I’ve had a request for this story. I’m sure I’ve posted it here before, but it may have been on the old blog and as it’s impossible to search the site, here it is again.
Sometime in early 1981 I got a phone call from a friend who worked as a porter at the Tate Gallery on the south bank in London. “Come ’round the back door when we close tomorrow if you want to meet George Harrison” was all he said. It turned out that Beatle George had booked the gallery after hours for a photo shoot. That’s all I knew.
So, armed with a bag of LP sleeves and related items I turned up at the Tate just as they were closing. I later found out that the boss in charge of the backroom boys, porters and the like had asked if anyone wanted to work back a couple of hours to accommodate George and his party. Most of the long-serving old blokes didn’t want the overtime, but my mate and some of the younger guys jumped at the chance and probably would have done it for nothing.

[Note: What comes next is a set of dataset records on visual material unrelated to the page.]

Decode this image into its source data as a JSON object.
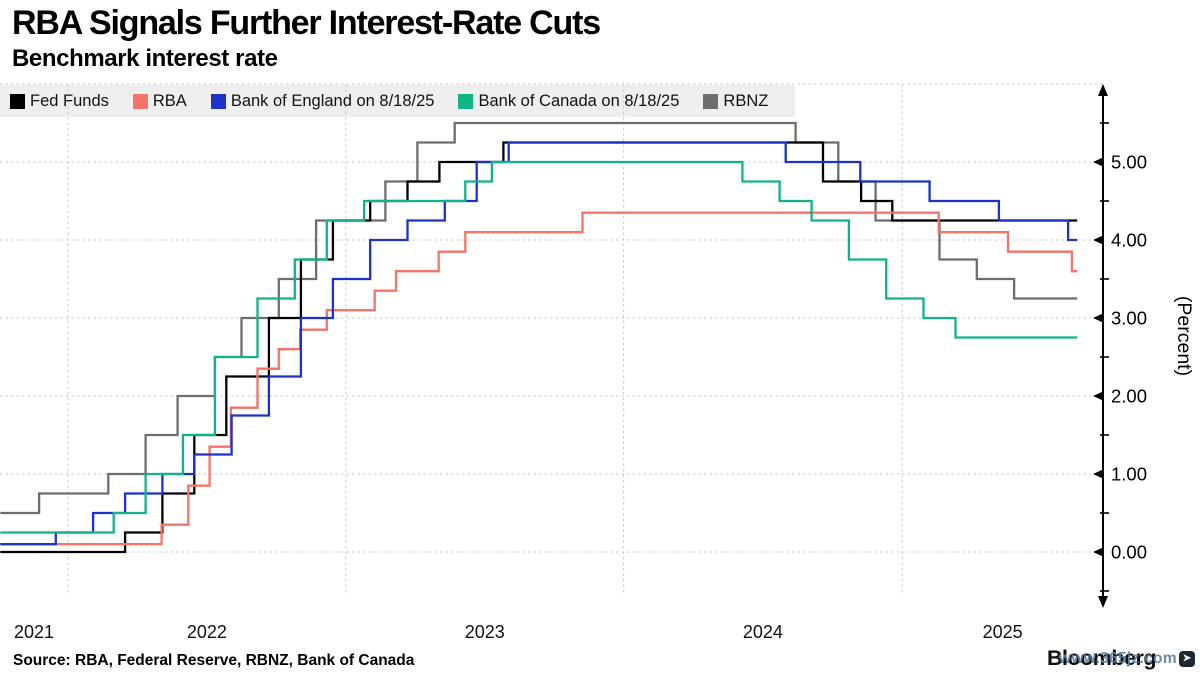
{
  "header": {
    "title": "RBA Signals Further Interest-Rate Cuts",
    "subtitle": "Benchmark interest rate"
  },
  "footer": {
    "source": "Source: RBA, Federal Reserve, RBNZ, Bank of Canada",
    "brand": "Bloomberg",
    "watermark": "www.365jz.com"
  },
  "chart_data": {
    "type": "line",
    "step": true,
    "title": "RBA Signals Further Interest-Rate Cuts",
    "subtitle": "Benchmark interest rate",
    "x_domain": [
      "2021-10-04",
      "2025-09-24"
    ],
    "series_end_date": "2025-08-19",
    "ylim": [
      -0.7,
      6.0
    ],
    "grid": "dashed",
    "legend_position": "top",
    "y_axis": {
      "label": "(Percent)",
      "side": "right",
      "majors": [
        0,
        1,
        2,
        3,
        4,
        5
      ],
      "major_labels": [
        "0.00",
        "1.00",
        "2.00",
        "3.00",
        "4.00",
        "5.00"
      ],
      "minors": [
        -0.5,
        0.5,
        1.5,
        2.5,
        3.5,
        4.5,
        5.5
      ]
    },
    "x_axis": {
      "year_labels": [
        "2021",
        "2022",
        "2023",
        "2024",
        "2025"
      ],
      "gridline_years": [
        2022,
        2023,
        2024,
        2025
      ]
    },
    "draw_order": [
      4,
      0,
      1,
      2,
      3
    ],
    "series": [
      {
        "name": "Fed Funds",
        "color": "#000000",
        "points": [
          [
            "2021-10-04",
            0.0
          ],
          [
            "2022-03-17",
            0.25
          ],
          [
            "2022-05-05",
            0.75
          ],
          [
            "2022-06-16",
            1.5
          ],
          [
            "2022-07-28",
            2.25
          ],
          [
            "2022-09-22",
            3.0
          ],
          [
            "2022-11-03",
            3.75
          ],
          [
            "2022-12-15",
            4.25
          ],
          [
            "2023-02-02",
            4.5
          ],
          [
            "2023-03-23",
            4.75
          ],
          [
            "2023-05-04",
            5.0
          ],
          [
            "2023-07-27",
            5.25
          ],
          [
            "2024-09-19",
            4.75
          ],
          [
            "2024-11-08",
            4.5
          ],
          [
            "2024-12-19",
            4.25
          ]
        ]
      },
      {
        "name": "RBA",
        "color": "#f4736b",
        "points": [
          [
            "2021-10-04",
            0.1
          ],
          [
            "2022-05-04",
            0.35
          ],
          [
            "2022-06-08",
            0.85
          ],
          [
            "2022-07-06",
            1.35
          ],
          [
            "2022-08-03",
            1.85
          ],
          [
            "2022-09-07",
            2.35
          ],
          [
            "2022-10-05",
            2.6
          ],
          [
            "2022-11-02",
            2.85
          ],
          [
            "2022-12-07",
            3.1
          ],
          [
            "2023-02-08",
            3.35
          ],
          [
            "2023-03-08",
            3.6
          ],
          [
            "2023-05-03",
            3.85
          ],
          [
            "2023-06-07",
            4.1
          ],
          [
            "2023-11-08",
            4.35
          ],
          [
            "2025-02-18",
            4.1
          ],
          [
            "2025-05-20",
            3.85
          ],
          [
            "2025-08-12",
            3.6
          ]
        ]
      },
      {
        "name": "Bank of England on 8/18/25",
        "color": "#1e32c8",
        "points": [
          [
            "2021-10-04",
            0.1
          ],
          [
            "2021-12-16",
            0.25
          ],
          [
            "2022-02-03",
            0.5
          ],
          [
            "2022-03-17",
            0.75
          ],
          [
            "2022-05-05",
            1.0
          ],
          [
            "2022-06-16",
            1.25
          ],
          [
            "2022-08-04",
            1.75
          ],
          [
            "2022-09-22",
            2.25
          ],
          [
            "2022-11-03",
            3.0
          ],
          [
            "2022-12-15",
            3.5
          ],
          [
            "2023-02-02",
            4.0
          ],
          [
            "2023-03-23",
            4.25
          ],
          [
            "2023-05-11",
            4.5
          ],
          [
            "2023-06-22",
            5.0
          ],
          [
            "2023-08-03",
            5.25
          ],
          [
            "2024-08-01",
            5.0
          ],
          [
            "2024-11-07",
            4.75
          ],
          [
            "2025-02-06",
            4.5
          ],
          [
            "2025-05-08",
            4.25
          ],
          [
            "2025-08-07",
            4.0
          ]
        ]
      },
      {
        "name": "Bank of Canada on 8/18/25",
        "color": "#10b486",
        "points": [
          [
            "2021-10-04",
            0.25
          ],
          [
            "2022-03-02",
            0.5
          ],
          [
            "2022-04-13",
            1.0
          ],
          [
            "2022-06-01",
            1.5
          ],
          [
            "2022-07-13",
            2.5
          ],
          [
            "2022-09-07",
            3.25
          ],
          [
            "2022-10-26",
            3.75
          ],
          [
            "2022-12-07",
            4.25
          ],
          [
            "2023-01-25",
            4.5
          ],
          [
            "2023-06-07",
            4.75
          ],
          [
            "2023-07-12",
            5.0
          ],
          [
            "2024-06-05",
            4.75
          ],
          [
            "2024-07-24",
            4.5
          ],
          [
            "2024-09-04",
            4.25
          ],
          [
            "2024-10-23",
            3.75
          ],
          [
            "2024-12-11",
            3.25
          ],
          [
            "2025-01-29",
            3.0
          ],
          [
            "2025-03-12",
            2.75
          ]
        ]
      },
      {
        "name": "RBNZ",
        "color": "#6e6e6e",
        "points": [
          [
            "2021-10-04",
            0.5
          ],
          [
            "2021-11-24",
            0.75
          ],
          [
            "2022-02-23",
            1.0
          ],
          [
            "2022-04-13",
            1.5
          ],
          [
            "2022-05-25",
            2.0
          ],
          [
            "2022-07-13",
            2.5
          ],
          [
            "2022-08-17",
            3.0
          ],
          [
            "2022-10-05",
            3.5
          ],
          [
            "2022-11-23",
            4.25
          ],
          [
            "2023-02-22",
            4.75
          ],
          [
            "2023-04-05",
            5.25
          ],
          [
            "2023-05-24",
            5.5
          ],
          [
            "2024-08-14",
            5.25
          ],
          [
            "2024-10-09",
            4.75
          ],
          [
            "2024-11-27",
            4.25
          ],
          [
            "2025-02-19",
            3.75
          ],
          [
            "2025-04-09",
            3.5
          ],
          [
            "2025-05-28",
            3.25
          ]
        ]
      }
    ]
  }
}
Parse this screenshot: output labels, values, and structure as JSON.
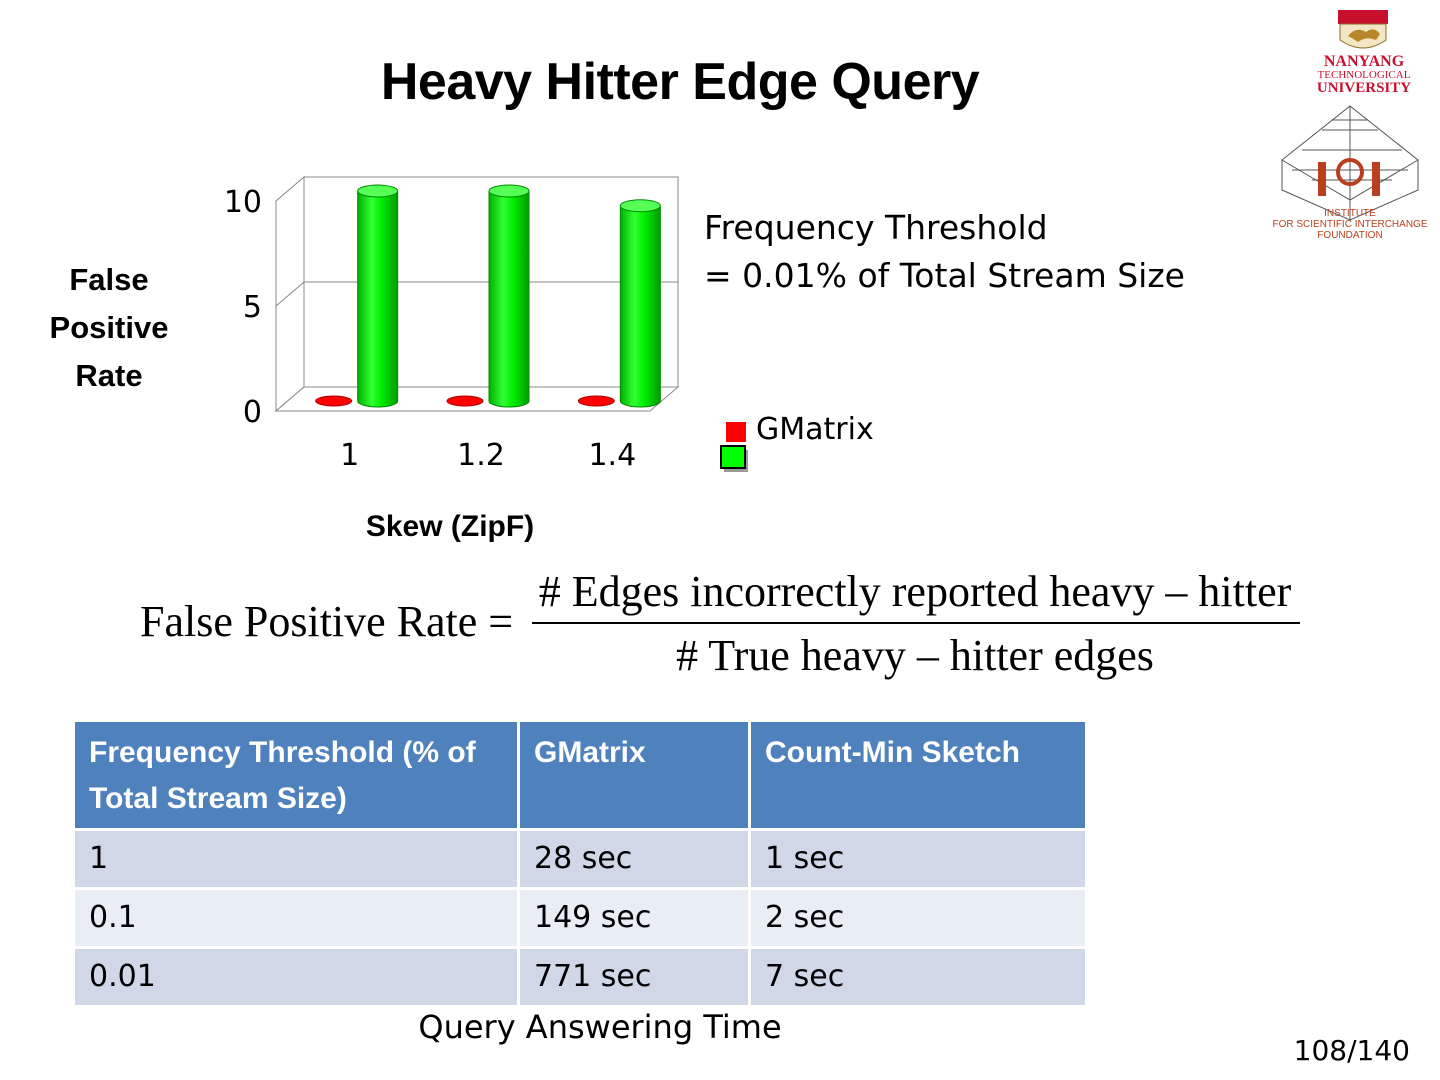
{
  "slide": {
    "title": "Heavy Hitter Edge Query",
    "page_number": "108/140"
  },
  "logos": {
    "ntu_lines": [
      "NANYANG",
      "TECHNOLOGICAL",
      "UNIVERSITY"
    ],
    "isi_lines": [
      "INSTITUTE",
      "FOR SCIENTIFIC INTERCHANGE",
      "FOUNDATION"
    ]
  },
  "colors": {
    "gmatrix_red": "#ff0000",
    "second_series_green": "#00ff00",
    "table_header": "#4f81bd",
    "table_row_odd": "#d0d8e8",
    "table_row_even": "#e9edf4",
    "ntu_red": "#c8102e"
  },
  "chart_data": {
    "type": "bar",
    "title": "",
    "xlabel": "Skew (ZipF)",
    "ylabel_lines": [
      "False",
      "Positive",
      "Rate"
    ],
    "categories": [
      "1",
      "1.2",
      "1.4"
    ],
    "series": [
      {
        "name": "GMatrix",
        "values": [
          0,
          0,
          0
        ],
        "color": "#ff0000"
      },
      {
        "values": [
          10,
          10,
          9.3
        ],
        "color": "#00ff00"
      }
    ],
    "ylim": [
      0,
      10
    ],
    "yticks": [
      "0",
      "5",
      "10"
    ],
    "grid": true,
    "style": "3d-cylinder",
    "legend_position": "right",
    "annotation_lines": [
      "Frequency Threshold",
      "= 0.01% of Total Stream Size"
    ]
  },
  "formula": {
    "lhs": "False Positive Rate =",
    "numerator": "# Edges incorrectly reported heavy – hitter",
    "denominator": "# True heavy – hitter edges"
  },
  "table": {
    "headers": [
      "Frequency Threshold (% of Total Stream Size)",
      "GMatrix",
      "Count-Min Sketch"
    ],
    "rows": [
      [
        "1",
        "28 sec",
        "1 sec"
      ],
      [
        "0.1",
        "149 sec",
        "2 sec"
      ],
      [
        "0.01",
        "771 sec",
        "7 sec"
      ]
    ],
    "caption": "Query Answering Time"
  }
}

When I arrived George was already there with his manager and a few others, including everyone’s favourite mad percussionist Ray Cooper (who, it transpired, came up with the whole idea for the shoot). The idea was to photograph George up against a 3D relief artwork by Mark Boyle titled “Holland Park Avenue Study”. Dating from 1967 the piece was basically a 239cm square x 11.5cm thick representation of pavement and road made from (it says here) “Earth on Epikote and fibreglass”. The idea was for George to sit on the floor and lean against the artwork on the wall and, suitably cropped, it would seem like he was lying on the street itself. Caroline Irwin was the photographer.
While everything was being set up I spoke to George’s manager/PR man (I forget which) and asked about the chances of getting autographs. He assured me it would be OK and asked to see what I had brought. He gave the OK to everything except a copy of the 1976 Best Of George Harrison LP (the UK version with cover showing George sitting on the bumper of a hot rod car). “If you give him that to sign, he’ll probably tear it up in front of you!” said the manager. It turns out that George hated that album, feeling insulted that EMI had filled only one side with his solo material and padded out the other with his Beatles hits.
As we waited I overheard George relating how he’d been pulled over for speeding in his black Porsche on the way into London that afternoon. “So when the cop asked for my address, I said ‘which address do you want, my LA address, my New York address, or my Surrey address’?” he said in that oh-so familiar languid scouse drawl which could have come straight from a scene in “A Hard Day’s Night”.
Finally the photo shoot was over and I produced my bag of assorted goodies for signing (minus the Best Of LP). I’d taken the Faster single picture disc insert, a copy of Wonderwall and the booklet from the Concert For Bangla Desh. It was this last item which caused the most excitement. George grabbed it and after flicking through, became quite animated and insisted on showing it around. He called Ray Cooper over saying stuff like, “Look at Eric on this one” and generally behaving like he’d never seen it before.
The “Holland Park Avenue Study” picture was used for the original version of George’s Somewhere In England album, but the cover was changed when the CD appeared years later, however.
I still have the Faster picture disc, but parted with the rest of the signed items years ago. Yeah, I wish I still had it all, but a guy’s gotta eat.
Footnote. As George was leaving he called my mate over, thanked him for looking after his party and keeping the gallery open late. Then as they shook hands he quietly pressed a fifty pound note into his palm. And that’s fifty 1981 pounds, folks. Whadda guy.